Q. S. AN-NISA' AYAT 32 *KESETARAAN LAKI-LAKI DAN PEREMPUAN DALAM BERKARIER
image from: kanalarudam.blogspot.com
Pendahuluan
Allah menganugerahkan kepada setiap orang dan setiap jenis apa yang
terbaik untuknya guna melaksanakan fungsi dan misinya dalam hidup ini.
Laki-laki mendapat anugerah yang berbeda dari perempuan sesuai dengan ketentuan
Allah SWT dan usahanya. Karena itu janganlah berangan-angan untuk memperoleh
sesuatu hal yang mustahil, atau yang berangan-angan yang membuahkan iri hati
dan dengki serta penyesalan. Dari semua itu bukanlah hal asing yang didengar
oleh setiap orang. Baik perasaan iri hati, dengki, dan penyesalan pasti pernah dirasakan oleh
setiap orang.
Memang dalam kehidupan manusia itutidak lepas dari keinginan
angan-angan yang tinggi. Maka dari itulah setiap orang diharapkan bisa
mengendalikan dan memahami tentang apa yang diinginkan dan diangankan.
Di dalam surat an-Nisa’ ayat 32 akan dibahas mengenai kesetaraan
laki-laki dan perempuan dalam berkarier. Segala usaha yang dilakukan laki-laki
memang sudah ditetapkan oleh Allah dan apa yang didapatnya memang setara dengan
apa yang diusahakan. Perempuanpun demikian.
Tarjamah
Q. S. An-Nisa’ ayat 32
“Dan janganlah kamu iri hati terhadap apa yang dikaruniakan Allah
kepada sebahagian kamu lebih banyak dari sebahagian yang lain. (Karena) bagi
orang laki-laki ada bahagian dari pada apa yang mereka usahakan, dan bagi para
wanita (pun) ada bahagian dari apa yang mereka usahakan, dan mohonlah kepada
Allah sebagian dari karunia-Nya.

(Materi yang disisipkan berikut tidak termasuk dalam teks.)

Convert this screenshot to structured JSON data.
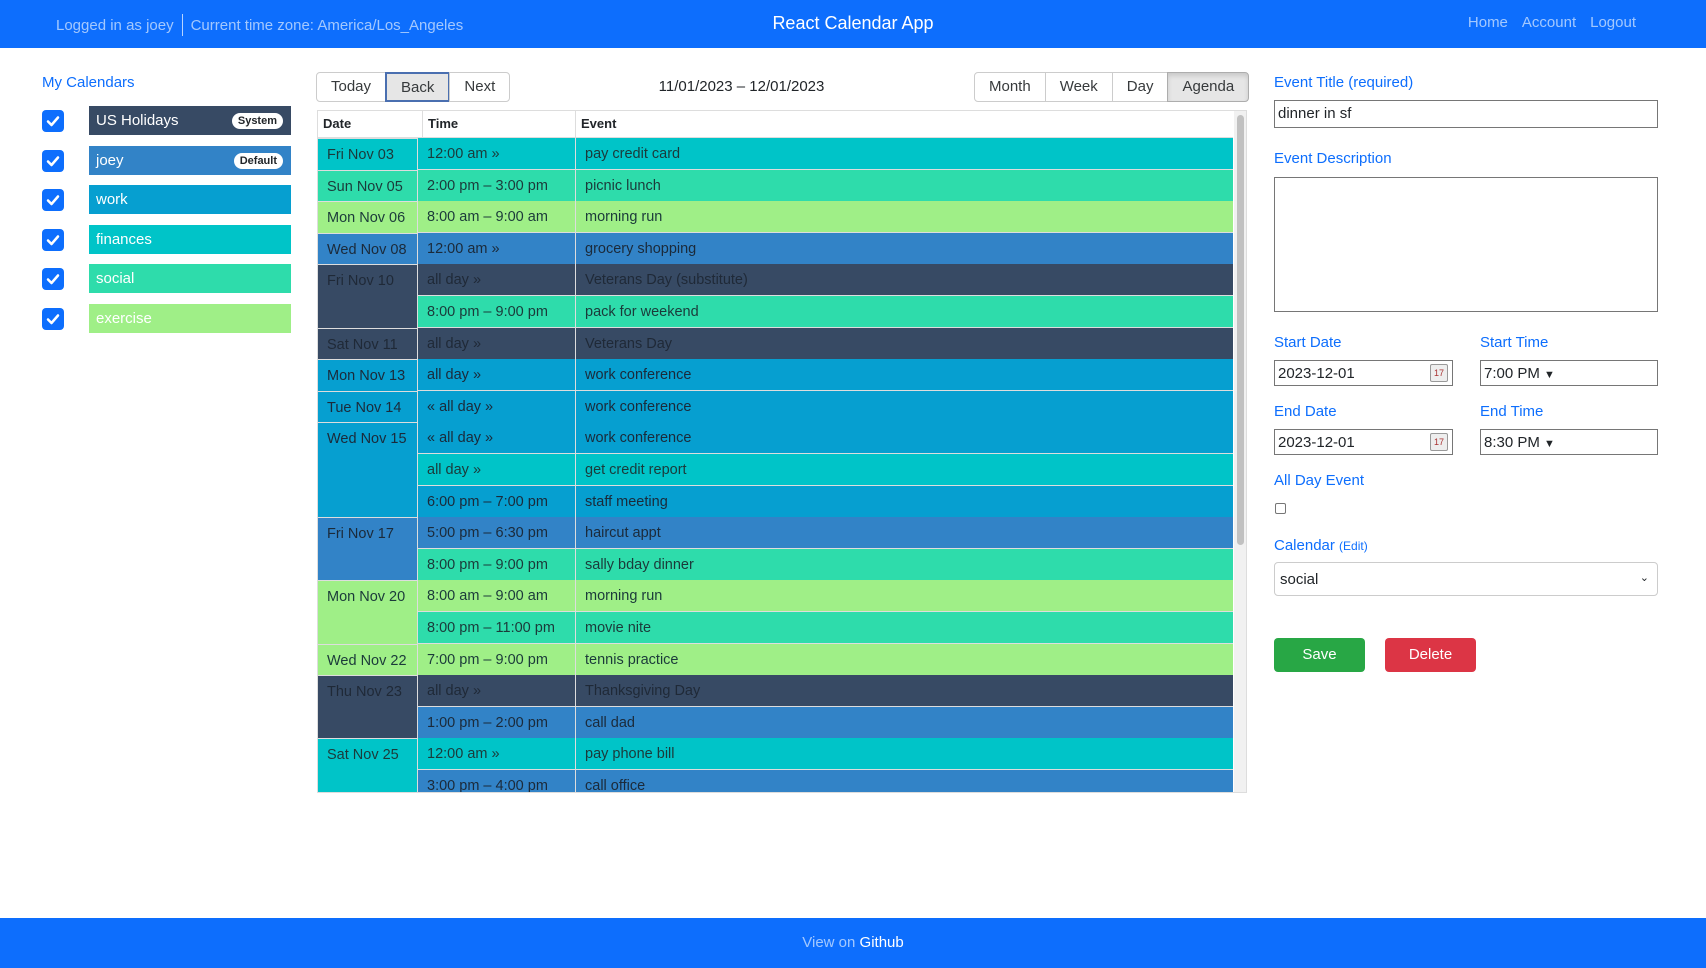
{
  "header": {
    "logged_in": "Logged in as joey",
    "timezone": "Current time zone: America/Los_Angeles",
    "title": "React Calendar App",
    "nav": [
      "Home",
      "Account",
      "Logout"
    ]
  },
  "calendars": {
    "title": "My Calendars",
    "items": [
      {
        "label": "US Holidays",
        "badge": "System",
        "color": "#374a64",
        "checked": true
      },
      {
        "label": "joey",
        "badge": "Default",
        "color": "#3283c7",
        "checked": true
      },
      {
        "label": "work",
        "badge": "",
        "color": "#069fd0",
        "checked": true
      },
      {
        "label": "finances",
        "badge": "",
        "color": "#00c4c8",
        "checked": true
      },
      {
        "label": "social",
        "badge": "",
        "color": "#2edcab",
        "checked": true
      },
      {
        "label": "exercise",
        "badge": "",
        "color": "#9fef87",
        "checked": true
      }
    ]
  },
  "toolbar": {
    "today": "Today",
    "back": "Back",
    "next": "Next",
    "range": "11/01/2023 – 12/01/2023",
    "views": [
      "Month",
      "Week",
      "Day",
      "Agenda"
    ],
    "active_view": "Agenda"
  },
  "agenda": {
    "headers": {
      "date": "Date",
      "time": "Time",
      "event": "Event"
    },
    "rows": [
      {
        "date": "Fri Nov 03",
        "time": "12:00 am »",
        "event": "pay credit card",
        "color": "#00c4c8",
        "date_color": "#00c4c8",
        "text": "#1b3a3a"
      },
      {
        "date": "Sun Nov 05",
        "time": "2:00 pm – 3:00 pm",
        "event": "picnic lunch",
        "color": "#2edcab",
        "date_color": "#2edcab",
        "text": "#1b3a3a"
      },
      {
        "date": "Mon Nov 06",
        "time": "8:00 am – 9:00 am",
        "event": "morning run",
        "color": "#9fef87",
        "date_color": "#9fef87",
        "text": "#1b3a3a"
      },
      {
        "date": "Wed Nov 08",
        "time": "12:00 am »",
        "event": "grocery shopping",
        "color": "#3283c7",
        "date_color": "#3283c7",
        "text": "#1b2a3a"
      },
      {
        "date": "Fri Nov 10",
        "time": "all day »",
        "event": "Veterans Day (substitute)",
        "color": "#374a64",
        "date_color": "#374a64",
        "text": "#1f2937"
      },
      {
        "date": "",
        "time": "8:00 pm – 9:00 pm",
        "event": "pack for weekend",
        "color": "#2edcab",
        "date_color": "#374a64",
        "text": "#1b3a3a"
      },
      {
        "date": "Sat Nov 11",
        "time": "all day »",
        "event": "Veterans Day",
        "color": "#374a64",
        "date_color": "#374a64",
        "text": "#1f2937"
      },
      {
        "date": "Mon Nov 13",
        "time": "all day »",
        "event": "work conference",
        "color": "#069fd0",
        "date_color": "#069fd0",
        "text": "#1b2a3a"
      },
      {
        "date": "Tue Nov 14",
        "time": "« all day »",
        "event": "work conference",
        "color": "#069fd0",
        "date_color": "#069fd0",
        "text": "#1b2a3a"
      },
      {
        "date": "Wed Nov 15",
        "time": "« all day »",
        "event": "work conference",
        "color": "#069fd0",
        "date_color": "#069fd0",
        "text": "#1b2a3a"
      },
      {
        "date": "",
        "time": "all day »",
        "event": "get credit report",
        "color": "#00c4c8",
        "date_color": "#069fd0",
        "text": "#1b3a3a"
      },
      {
        "date": "",
        "time": "6:00 pm – 7:00 pm",
        "event": "staff meeting",
        "color": "#069fd0",
        "date_color": "#069fd0",
        "text": "#1b2a3a"
      },
      {
        "date": "Fri Nov 17",
        "time": "5:00 pm – 6:30 pm",
        "event": "haircut appt",
        "color": "#3283c7",
        "date_color": "#3283c7",
        "text": "#1b2a3a"
      },
      {
        "date": "",
        "time": "8:00 pm – 9:00 pm",
        "event": "sally bday dinner",
        "color": "#2edcab",
        "date_color": "#3283c7",
        "text": "#1b3a3a"
      },
      {
        "date": "Mon Nov 20",
        "time": "8:00 am – 9:00 am",
        "event": "morning run",
        "color": "#9fef87",
        "date_color": "#9fef87",
        "text": "#1b3a3a"
      },
      {
        "date": "",
        "time": "8:00 pm – 11:00 pm",
        "event": "movie nite",
        "color": "#2edcab",
        "date_color": "#9fef87",
        "text": "#1b3a3a"
      },
      {
        "date": "Wed Nov 22",
        "time": "7:00 pm – 9:00 pm",
        "event": "tennis practice",
        "color": "#9fef87",
        "date_color": "#9fef87",
        "text": "#1b3a3a"
      },
      {
        "date": "Thu Nov 23",
        "time": "all day »",
        "event": "Thanksgiving Day",
        "color": "#374a64",
        "date_color": "#374a64",
        "text": "#1f2937"
      },
      {
        "date": "",
        "time": "1:00 pm – 2:00 pm",
        "event": "call dad",
        "color": "#3283c7",
        "date_color": "#374a64",
        "text": "#1b2a3a"
      },
      {
        "date": "Sat Nov 25",
        "time": "12:00 am »",
        "event": "pay phone bill",
        "color": "#00c4c8",
        "date_color": "#00c4c8",
        "text": "#1b3a3a"
      },
      {
        "date": "",
        "time": "3:00 pm – 4:00 pm",
        "event": "call office",
        "color": "#3283c7",
        "date_color": "#00c4c8",
        "text": "#1b2a3a"
      }
    ]
  },
  "form": {
    "title_label": "Event Title (required)",
    "title_value": "dinner in sf",
    "description_label": "Event Description",
    "description_value": "",
    "start_date_label": "Start Date",
    "start_date": "2023-12-01",
    "start_time_label": "Start Time",
    "start_time": "7:00  PM",
    "end_date_label": "End Date",
    "end_date": "2023-12-01",
    "end_time_label": "End Time",
    "end_time": "8:30  PM",
    "all_day_label": "All Day Event",
    "calendar_label": "Calendar",
    "calendar_edit": "(Edit)",
    "calendar_value": "social",
    "save": "Save",
    "delete": "Delete",
    "save_color": "#28a745",
    "delete_color": "#dc3545"
  },
  "footer": {
    "prefix": "View on",
    "link": "Github"
  }
}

Sesungguhnya Allah Maha Mengetahui segala
sesuatu.”
Munasabah Q.
S. An-Nisa’ ayat 32
Dalam pembahasan terdahulu telah
diterangkan bahwa Allah melarang memakan harta manusia dengan cara yang batil
dan melarang membunuh, yang keduanya merupakan perbuatan-perbuatan yang dilakukan
oleh anggota-anggota tubuh. Kemudia Dia mengancam pelakunya dengan neraka dan
pengusiran. Hal ini dimaksudkan agar keadaan lahirnya suci dari segala
perbuatan maksiat yang sangat buruk akibatnya. Dalam ayat ini Allah melarang
berangan-angan (iri hati), agar perbuatan-perbuatan batin mereka suci, sehingga
batin serasi dengan lahir. Oleh karena berangan-angan bisa menjurus kepada
perbuatan “memakan” dan “memakan” bisa menjurus kepada pembunuhan, maka Allah
melarang berangan-angan itu, karena barang siapa menggembala di sekitar batas,
hampir-hampir akan masuk ke dalamnya.[1]
Asbab
al-Nuzul Q. S. An-Nisa’
ayat 32
Diriwayatkan oleh Tirmidzi dan Hakin
dari Ummi Salamah bahwa ia berkata, “Yang berperang itu ialah laki-laki,
sedangkan wanita tidak berperang. Maka bagi kita harta warisan itu hanya
seperdua”. Maka Allah SWT manurunkan: “Dan janganlah kamu mengangan-angankan
karunia yang dilebihkan Allah kepada sebagian kamu dari sebagian lainnya”. Dan
Allah pun menurunkan pula, “Sesungguhnya laki-laki dan
perempuan yang muslim, laki-laki dan perempuan yang mukmin, laki-laki dan
perempuan yang tetap dalam ketaatannya, laki-laki dan perempuan yang benar,
laki-laki dan perempuan yang sabar, laki-laki dan perempuan yang khusyuk,
laki-laki dan perempuan yang bersedekah, laki-laki dan perempuan yang berpuasa,
laki-laki dan perempuan yang memelihara kehormatannya, laki-laki dan perempuan
yang banyak menyebut (nama) Allah, Allah telah menyediakan untuk mereka ampunan
dan pahala yang besar.”(Q.S. Al-Ahzab ayat 35)
Dan diketengahkan oleh
Ibnu Abi Hatim dari Ibnu Abbas, seorang istri Nabi SAW datang kepadanya, lalu
berkata: “Wahai Nabi Allah, bagian seorang lelaki sama dengan bagian dua orang
wanita, dan kesaksian dua orang wanita sebanding dengan seorang lelaki. Apakah
kami dalam membuat amal kebajikan juga mengalami nasib yang serupa, yaitu jika
seorang wanita mengerjakan satu kebajikan, maka pahalanya akan dicatat hanya
separo?” Maka Allah SWT pun menurunkan, “Dan janganlah kamu
mengangan-angankan....sampai akhir ayat". (Q. S. An-Nisa’ ayat 32)[2]
Tafsir
dan Kandungan Q. S. An-Nisa’ ayat 32
Pada ayat ini Allah melarang
orang-orang beriman merasa iri hati terhadap orang-orang yang lebih banyak
memperoleh karunia dari Allah, karena Allah telah mengatur alam ini sedemikian
rupa, satu sama lain tidak sama, tetapi terjalin hubungan yang rapi. Manusiapun
tidak sama jenis kemampuannya, sehingga masing-masing memiliki keistimewaan dan
kelebihan. Bukan saja antara laki-laki dengan perempuan, tetapi juga antar
sesama laki-laki atau sesama perempuan.[3]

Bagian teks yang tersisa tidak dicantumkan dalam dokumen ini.